Reparations activism resurfaced at the end of World War II. Jewish survivors of the Holocaust obtained financial reparations from the new German government. African American activists, who at this point identified themselves as descendants of slaves instead of former slaves, saw an opportunity to voice demands for similar compensation. Pan-African activists such as Paul Robeson, who signed the petition “We Charge Genocide” in 1952, evoked the “tens of millions sacrificed in the slave ships and on the plantation” and stated that segregation and Jim Crow were genocidal policies against African Americans.

Yet, such demands for financial and material reparations for slavery were not an element of the civil rights agenda, which emphasized equal legal rights before any other claims. After the assassinations of Malcolm X and Martin Luther King Jr., however, new black nationalist groups made reparations dominant elements of their programs. Because achieving legal rights erased neither racism nor the racial wealth gap that maintained the economic exclusion of black Americans, it was clear that more drastic action was necessary.
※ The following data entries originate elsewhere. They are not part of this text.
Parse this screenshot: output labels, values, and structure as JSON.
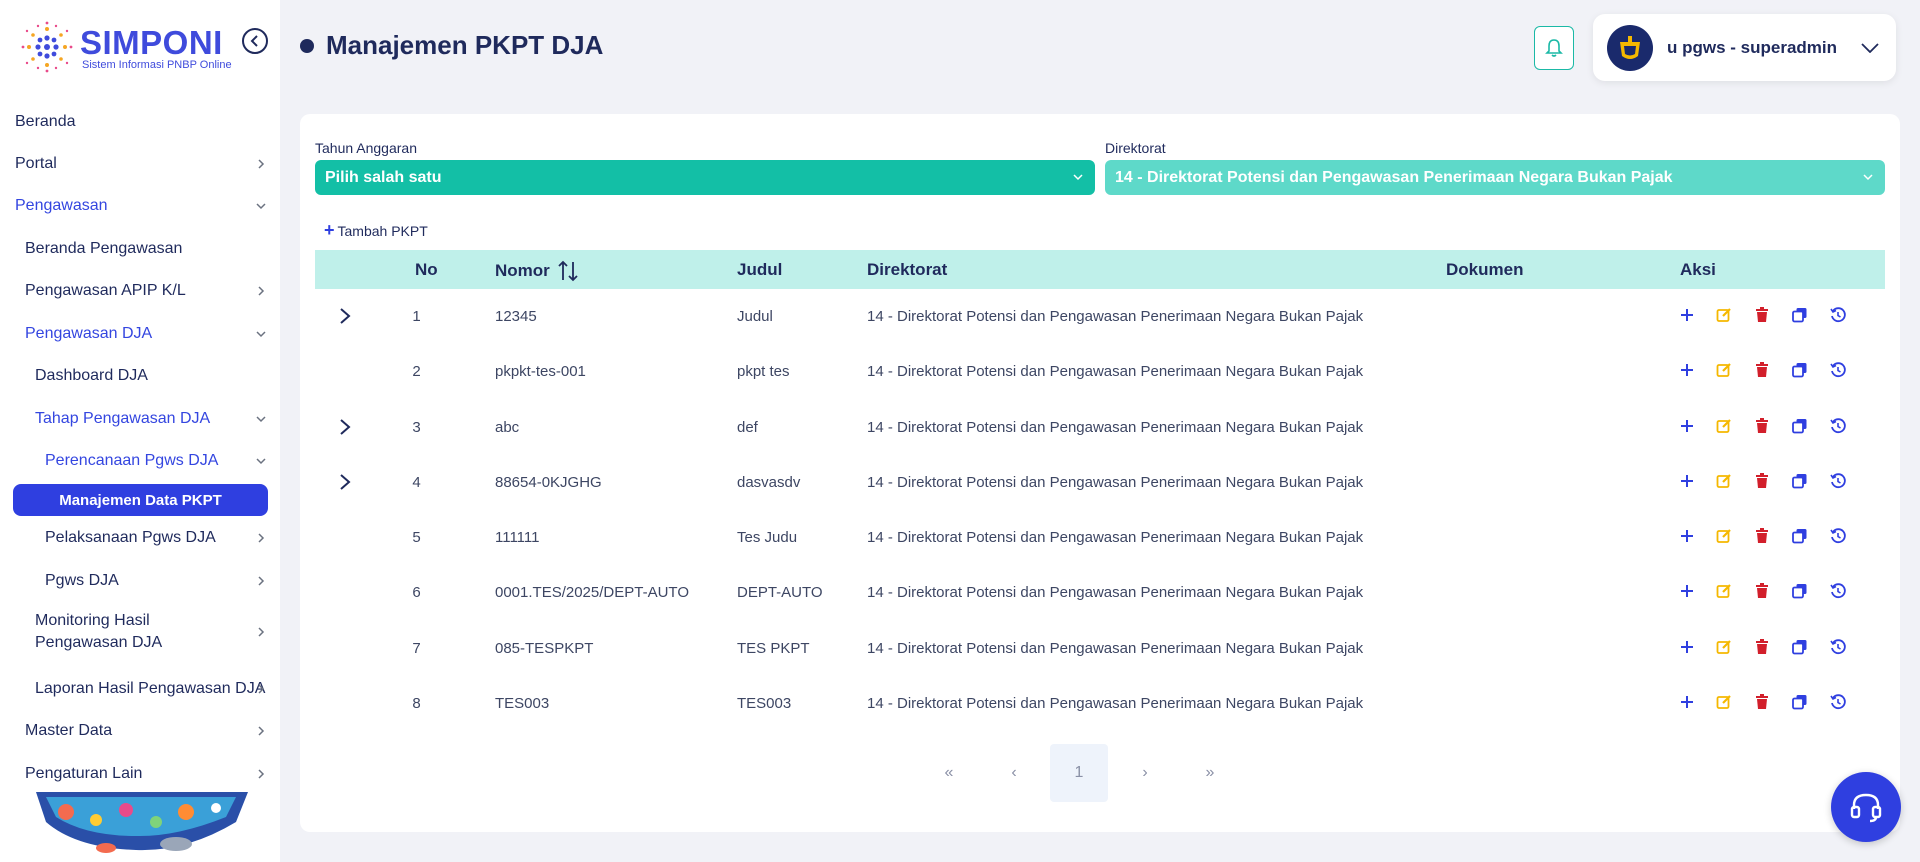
{
  "app": {
    "logo_title": "SIMPONI",
    "logo_subtitle": "Sistem Informasi PNBP Online"
  },
  "sidebar": {
    "items": [
      {
        "label": "Beranda"
      },
      {
        "label": "Portal"
      },
      {
        "label": "Pengawasan"
      },
      {
        "label": "Beranda Pengawasan"
      },
      {
        "label": "Pengawasan APIP K/L"
      },
      {
        "label": "Pengawasan DJA"
      },
      {
        "label": "Dashboard DJA"
      },
      {
        "label": "Tahap Pengawasan DJA"
      },
      {
        "label": "Perencanaan Pgws DJA"
      },
      {
        "label": "Manajemen Data PKPT"
      },
      {
        "label": "Pelaksanaan Pgws DJA"
      },
      {
        "label": "Pgws DJA"
      },
      {
        "label": "Monitoring Hasil Pengawasan DJA"
      },
      {
        "label": "Laporan Hasil Pengawasan DJA"
      },
      {
        "label": "Master Data"
      },
      {
        "label": "Pengaturan Lain"
      }
    ]
  },
  "header": {
    "title": "Manajemen PKPT DJA",
    "user_name": "u pgws - superadmin"
  },
  "filters": {
    "tahun_label": "Tahun Anggaran",
    "tahun_value": "Pilih salah satu",
    "direktorat_label": "Direktorat",
    "direktorat_value": "14 - Direktorat Potensi dan Pengawasan Penerimaan Negara Bukan Pajak"
  },
  "toolbar": {
    "add_label": "Tambah PKPT"
  },
  "table": {
    "columns": {
      "no": "No",
      "nomor": "Nomor",
      "judul": "Judul",
      "direktorat": "Direktorat",
      "dokumen": "Dokumen",
      "aksi": "Aksi"
    },
    "rows": [
      {
        "no": "1",
        "nomor": "12345",
        "judul": "Judul",
        "direktorat": "14 - Direktorat Potensi dan Pengawasan Penerimaan Negara Bukan Pajak",
        "expandable": true
      },
      {
        "no": "2",
        "nomor": "pkpkt-tes-001",
        "judul": "pkpt tes",
        "direktorat": "14 - Direktorat Potensi dan Pengawasan Penerimaan Negara Bukan Pajak",
        "expandable": false
      },
      {
        "no": "3",
        "nomor": "abc",
        "judul": "def",
        "direktorat": "14 - Direktorat Potensi dan Pengawasan Penerimaan Negara Bukan Pajak",
        "expandable": true
      },
      {
        "no": "4",
        "nomor": "88654-0KJGHG",
        "judul": "dasvasdv",
        "direktorat": "14 - Direktorat Potensi dan Pengawasan Penerimaan Negara Bukan Pajak",
        "expandable": true
      },
      {
        "no": "5",
        "nomor": "111111",
        "judul": "Tes Judu",
        "direktorat": "14 - Direktorat Potensi dan Pengawasan Penerimaan Negara Bukan Pajak",
        "expandable": false
      },
      {
        "no": "6",
        "nomor": "0001.TES/2025/DEPT-AUTO",
        "judul": "DEPT-AUTO",
        "direktorat": "14 - Direktorat Potensi dan Pengawasan Penerimaan Negara Bukan Pajak",
        "expandable": false
      },
      {
        "no": "7",
        "nomor": "085-TESPKPT",
        "judul": "TES PKPT",
        "direktorat": "14 - Direktorat Potensi dan Pengawasan Penerimaan Negara Bukan Pajak",
        "expandable": false
      },
      {
        "no": "8",
        "nomor": "TES003",
        "judul": "TES003",
        "direktorat": "14 - Direktorat Potensi dan Pengawasan Penerimaan Negara Bukan Pajak",
        "expandable": false
      }
    ]
  },
  "pagination": {
    "first": "«",
    "prev": "‹",
    "current": "1",
    "next": "›",
    "last": "»"
  },
  "colors": {
    "primary": "#2f3fe0",
    "teal": "#13bfa6",
    "teal_light": "#5ed9c9",
    "header_row": "#bff0ea",
    "edit": "#f5b800",
    "delete": "#d21f2b"
  },
  "icons": [
    "collapse-icon",
    "chevron-right-icon",
    "chevron-down-icon",
    "bell-icon",
    "plus-icon",
    "sort-icon",
    "edit-icon",
    "trash-icon",
    "copy-icon",
    "history-icon",
    "headset-icon"
  ]
}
One such group was the Republic of New Africa. Founded in Detroit, its president was the author and civil rights leader Robert Franklin Williams, who had been head of a North Carolina chapter of the NAACP and the author of the influential book “Negroes With Guns.” The organization embraced the cause of reparations, demanding the federal government award land to African Americans for the creation of a black nation in a territory corresponding to the states of Louisiana, Mississippi, Alabama, Georgia and South Carolina.